Shoes - The Noble Truths of Suffering

Aleksandar Hemon's story published in The New Yorker on September 22, 2008 was one of the best stories I've read this year. The title of this sparkling and mini-voltage filled story is The Noble Truths of Suffering. A novice Sarajevo writer's encounter with an American prize winning author, the observations through a voice of drunken stupor, and elaboration of violence through Buddhistish non-violence made the conflicting descriptions of war, brutality and politics painfully live.

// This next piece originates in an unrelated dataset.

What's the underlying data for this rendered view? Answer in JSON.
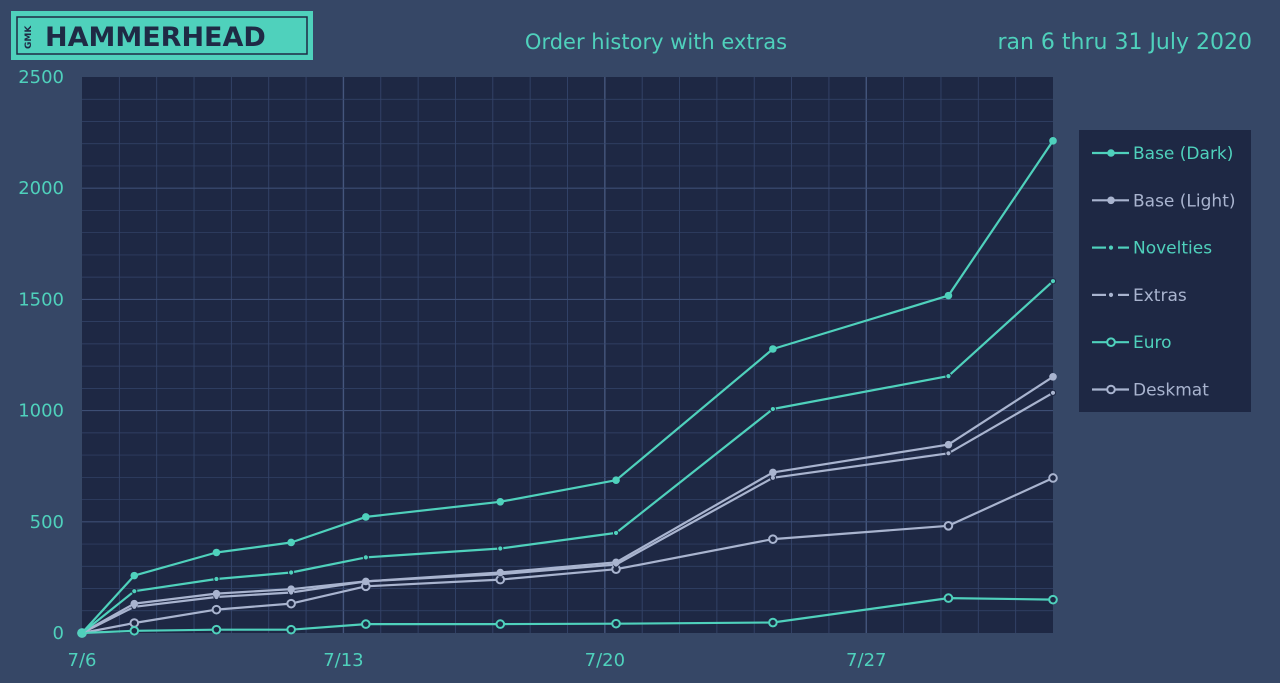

Here is an excerpt from Aleksandar Hemon's "The Noble Truths of Suffering":
"an ex-marine who would have been a hero in the battle of Falluja had he not been dishonorably discharged for failing to corroborate the official story of the rape of a twelve-year-old Iraqi girl and the murder of her and her entire family, an unfortunate instance of miscommunication with local civilians. Tiny returns home from Iraq to Chicago and spends time visiting his old haunts on the North Side, trying vainly to drink himself into a stupor, out of turpitude. He has nothing to say to the people he used to know; he breaks shot glasses against their foreheads. The city barked at him and he snarled back. High out of his mind, he has a vision of a snake invasion and torches his studio with everything he owns in it, which is not much. A flashback that turns into a nightmare suggests that he was the one who slit the girl’s throat. Lamia Hassan was her name. She speaks to him in unintelligibly accented English.

He wakes up on a bus to Janesville, Wisconsin. Only upon arrival does he realize that he is there to visit the family of Sergeant Briggs, the psychopathic bastard whose idea it was to rape Lamia. He finds the house, knocks on the door, but there is nobody there, just a TV playing a children’s show. Tiny stumbles into a nearby bar and drinks with the locals, who buy him booze as an expression of support for our men and women in uniform. He tells them that Sergeant Briggs, a genuine American hero, was one of his best buddies in Iraq. He also tells them about his friend Declan, who got shot by a sniper. Briggs dragged him home under fire and got his knee blown off. Tiny tells them not to trust the newspapers, or the cocksuckers who say that we are losing the war. We are tearing new holes in the ass of the world, he says. We are breaking it open."

..................He tells them the gory details of the rape—Lamia’s moans, the flapping of her skinny arms, the blood pouring out of her—and the old man listens to him unflinchingly, while the mother goes to the kitchen to fetch coffee. They seem untroubled, as if they’re not even hearing him. For an instant, he thinks that he is not speaking at all, that this is all happening in his head, but then he realizes that there is nothing inside them, nothing but grief. Other people’s children are of no concern to them, for there was no horror in the world beyond Declan’s eternal absence from it. Tiny is sobbing."

Reading only the fragments of this beautifully written story doesn't elucidate the complete rewards that can be attained reading it in its entirety. What made me more surprised after reading the last sentence of Aleksandar Hemon's short story was the "Shoes" video propping up on the net. Muntather Zaidi threw his first shoe with uttering words: "This is a gift from the Iraqis. This is the farewell kiss, you dog", and he hurled his second shoe saying, ""This is from the widows, the orphans and those who were killed in Iraq"

A frustrated Iraqi journalist throwing his pair of shoes at Bush, missing both his throws less than an inch, but the ultimate insult was done for an American outgoing President, whose neocon directed murderous wars caused so many millions of unnecessary deaths, bloodshed, rapes, and destructions, and whose answering back to a journalist's question afterwards proclaiming that democracy at play in Iraq and the man who threw the shoes only was trying to grab attention to himself were as usual missing the mark of truth completely.

While the protesting shoe throwing journalist was subdued on the floor, and was screaming from pain, words can be heard, "Camera! Camera!", and the heads rolled toward the recording camera that was documenting everything. Perhaps the "democracy" protecting goons spared him the pain for the moment while being recorded in camera, but off camera the story will turn to gory detail, even a gifted story writer like Aleksandar Hemon may find it difficult to describe the plight of tortures on protesters and any opposition termed as "enemy combatant" at the whim of whimsicals beyond the flashy lights and camera.